Interpretive Summary: Regulatory changes affecting types of chemical insecticides available for use in apple orchards of Washington State have prompted efforts to examine effects of replacement insecticides on biological control of orchard pests. Researchers at USDA-ARS Wapato in Washington, in collaboration with a scientist from Washington State University examined the effects of some newer insecticides on biological control and outbreaks of secondary pests in commercial apple orchards in central Washington. This study showed that certain insecticides led to outbreaks of aphid and mite pests apparently through disruptive effects on natural enemies of aphids and mites. This information will help apple growers better understand the possible effects of certain insecticides on biological control of secondary pests in their orchards.

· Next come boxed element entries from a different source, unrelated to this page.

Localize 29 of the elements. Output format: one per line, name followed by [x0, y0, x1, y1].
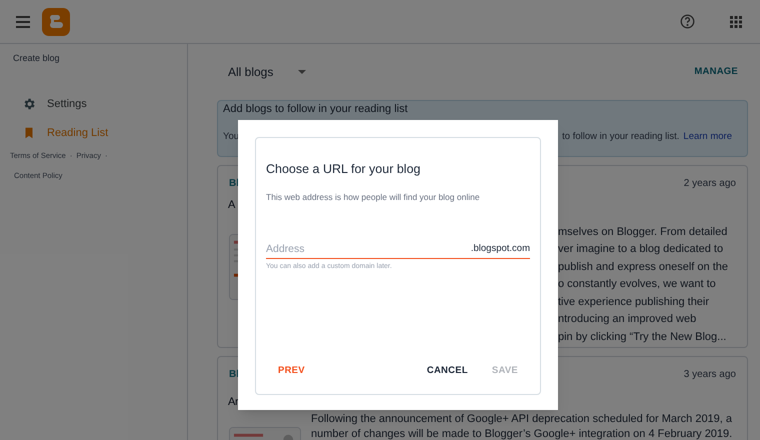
post-time: 3 years ago: [684, 368, 736, 382]
learn-more-link[interactable]: Learn more: [683, 130, 732, 144]
create-blog-link[interactable]: Create blog: [0, 44, 187, 66]
post-text: publish and express oneself on the: [558, 260, 728, 274]
post-text: ver imagine to a blog dedicated to: [558, 242, 724, 257]
prev-button[interactable]: PREV: [266, 360, 317, 382]
post-time: 2 years ago: [684, 177, 736, 191]
post-text: ntroducing an improved web: [558, 312, 698, 327]
nav-item[interactable]: Reading List: [0, 125, 187, 142]
menu-icon[interactable]: [16, 16, 30, 28]
manage-link[interactable]: MANAGE: [694, 64, 748, 80]
dialog-title: Choose a URL for your blog: [266, 161, 422, 178]
post-text: Following the announcement of Google+ API deprecation scheduled for March 2019, a: [311, 412, 732, 426]
dialog-button[interactable]: CANCEL: [414, 360, 480, 382]
apps-icon[interactable]: [730, 16, 742, 28]
banner-title: Add blogs to follow in your reading list: [223, 103, 409, 116]
post-text: o constantly evolves, we want to: [558, 277, 717, 292]
settings-icon: [22, 96, 36, 111]
help-icon[interactable]: [680, 14, 695, 29]
banner-text: to follow in your reading list.: [562, 130, 680, 144]
post-text: tive experience publishing their: [558, 294, 710, 310]
post-text: mselves on Blogger. From detailed: [558, 224, 728, 240]
post-text: pin by clicking “Try the New Blog...: [558, 330, 728, 344]
domain-suffix: .blogspot.com: [470, 242, 530, 256]
post-text: number of changes will be made to Blogger’s Google+ integration on 4 February 2019.: [311, 426, 732, 440]
nav-item[interactable]: Settings: [0, 96, 187, 112]
dialog-subtitle: This web address is how people will find your blog online: [266, 190, 481, 204]
caret-icon[interactable]: [298, 70, 306, 74]
blog-filter[interactable]: All blogs: [228, 63, 274, 81]
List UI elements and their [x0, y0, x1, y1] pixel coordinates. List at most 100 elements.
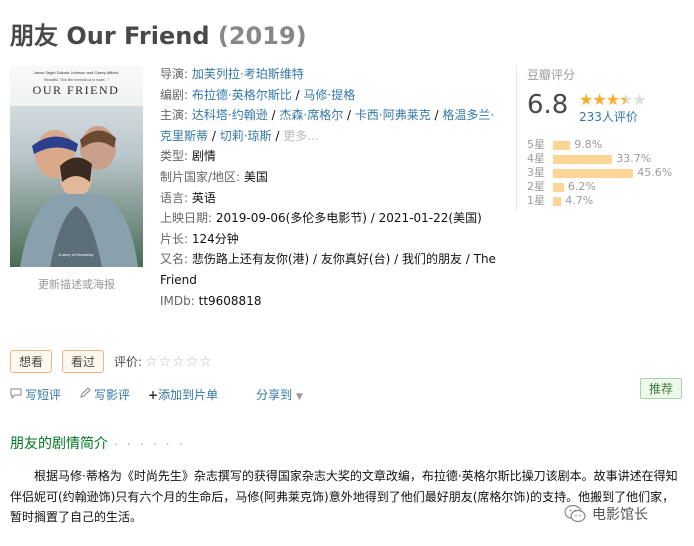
release-date-label: 上映日期: [160, 211, 209, 226]
rating-dist-label: 1星: [527, 194, 545, 207]
aka-row: 又名: 悲伤路上还有友你(港) / 友你真好(台) / 我们的朋友 / The …: [160, 252, 496, 287]
poster-quote: "Beautiful. This film reminds us to make…: [43, 78, 109, 82]
country-row: 制片国家/地区: 美国: [160, 169, 268, 184]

Technical Abstract: The effects of codling moth management programs on secondary pests of apple were examined from 2008 to 2011 in five replicated large-plot trials. The orchards were chosen for a history of Eriosoma lanigerum and tetranychid mite outbreaks. Programs covered the first, second, or both generations of C. pomonella, and employed some of the newer insecticides for comparison to older materials. Increased levels of E. lanigerum were consistently associated with the use of spinetoram and novaluron throughout the tests. The mechanism of disruption was not completely clear, but suppression of Forficula auricularia and Aphelinus mali were associated with the use of these materials. Methoxyfenozide, chlorantraniliprole, and azinphos-methyl did not disrupt biological control of tetranychid mites or aphids. Lambda-cyhalothrin provided direct control of aphid species, thus reduced levels of natural enemies could also be ascribed to lack of prey. The effect of some of the insecticide applications made during the first generation were evident for many months after the application in terms of pest and natural enemy populations; however, attempts to mitigate disruptive effects by shifting the use of materials to the second generation of C. pomonella were not successful. The effect on biological control of tetranychid mites was less consistent, although some detrimental effects were associated with spinetoram, novaluron, and lambda-cyhalothrin. The difficulties in sampling natural enemies and determining their impact made pest outbreaks the most reliable indicator of pesticide-induced disruption.